Amid an environment where many late-stage companies are struggling, Maven’s user growth has unsurprisingly attracted fresh investor interest. The company announced yesterday that it has raised a $90 million Series E led by General Catalyst, which just announced a $670 million healthcare focused fund over the summer. Other investors in the round include CVS Health Ventures, La Famiglia, and Intermountain Ventures, as well as existing investors Sequoia, Oak HC/FT, Icon Ventures, Dragoneer Investment Group, and Lux Capital.
Investors also increased Maven’s valuation from $1 billion to $1.35 billion. Lux Capital’s Deena Shakir said that Maven’s financing, “despite the current macro environment” reflects an “extraordinary long-term potential.”

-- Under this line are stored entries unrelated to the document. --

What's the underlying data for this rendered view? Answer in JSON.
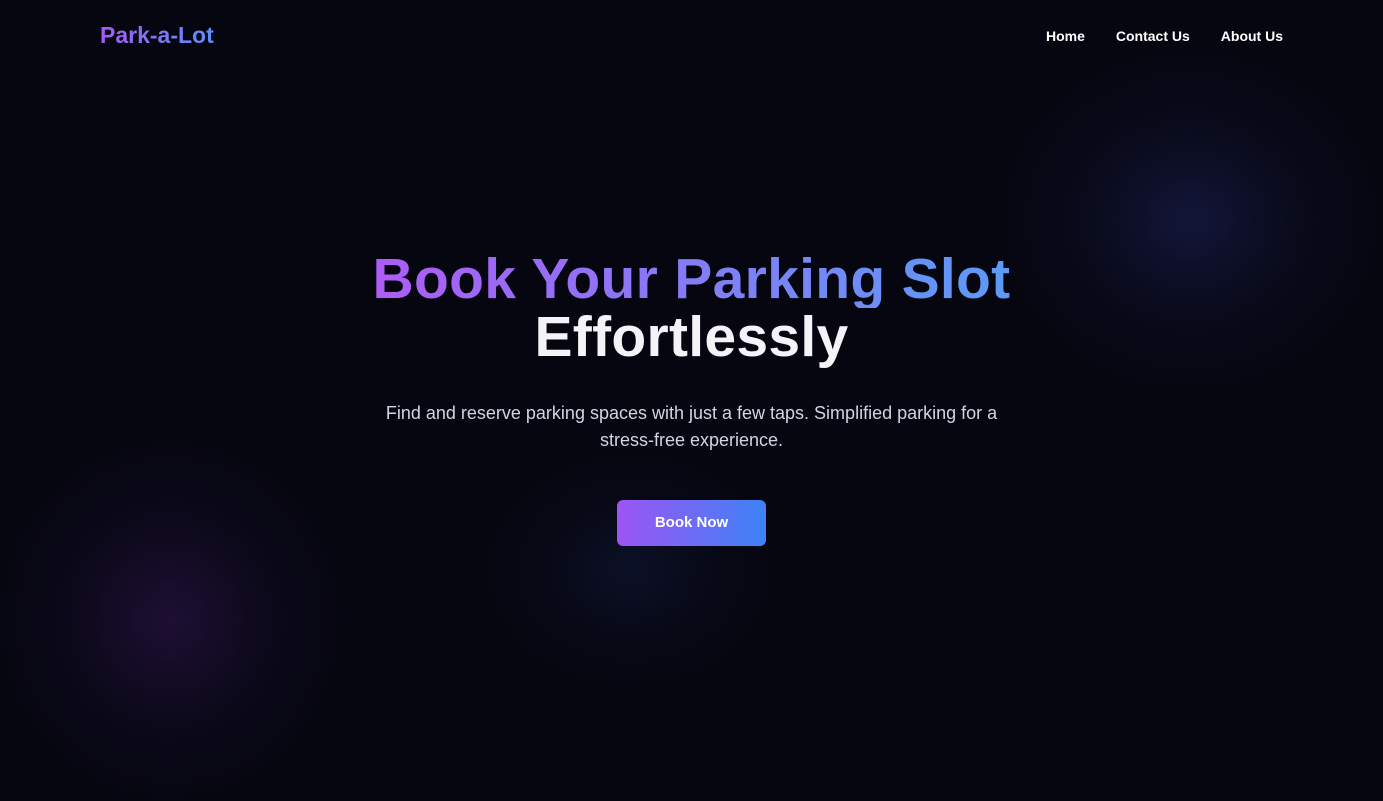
{
  "brand": {
    "name": "Park-a-Lot"
  },
  "nav": {
    "items": [
      {
        "label": "Home"
      },
      {
        "label": "Contact Us"
      },
      {
        "label": "About Us"
      }
    ]
  },
  "hero": {
    "title_accent": "Book Your Parking Slot",
    "title_plain": "Effortlessly",
    "subtitle": "Find and reserve parking spaces with just a few taps. Simplified parking for a stress-free experience.",
    "cta_label": "Book Now"
  },
  "colors": {
    "background": "#05060f",
    "gradient_start": "#a35cf5",
    "gradient_end": "#3d82f6",
    "text": "#ffffff",
    "subtitle_text": "#d2d4e2"
  }
}
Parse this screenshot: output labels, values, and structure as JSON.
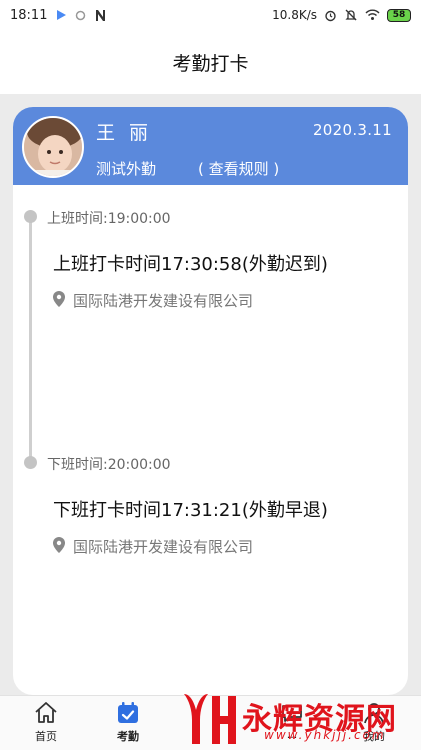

“Regardless of Roe-related regulatory or recessionary reservations, one thing is clear: women’s health is population health, and companies like Maven have a more important role than ever to play in helping to advance human health and health equity through technology,” Shakir told ZebethMedia.
Ryder notes that the $90 million round is definitely not being put “aside for a rainy day,” saying that “one one hand, we’re having more rigor in our budgeting and spending process like every company, but the new capital we’re investing in growth.”
Maven declined to share what new products are in the works, but Ryder did hint that they are building for the market demand for a better fertility and maternity bundle of benefits; “not only on the reimbursement side but also the clinical outcomes.” Maven is also working to support the Medicaid side of its business, and is continuing to invest in health equity that “attacks from of the social determinant issues.”
Maven launched its first Medicaid population this year. For example, Maven launched with Arkansas Blue Cross Blue Shield this year and it is able to be offered as a free benefit to families who are enrolled in the plan.
Scale has brought the ability to spin up programs with fast impact. For example, within six weeks of launching a menopause program, over 1.2 million lives were covered across 150 employers. Additionally, Maven’s network of providers offer on average 5,100+ appointment slots every week; all factors that help play into the reason that the startup has a 96% client retention rate.
The challenge ahead of Maven, similar to any digital health clinic looking to have the biggest impact, is its ability to serve the most complex medical issues for high-risk, diverse patients.
Ryder notes that the whole industry is getting more into value-based contracts – a model in which providers only get paid based on patient health outcomes – which means that startups need to continue to deliver and put the money where their mouth is.
In this case, let’s see how a new round at a higher valuation helps Maven do exactly what they say the industry wants.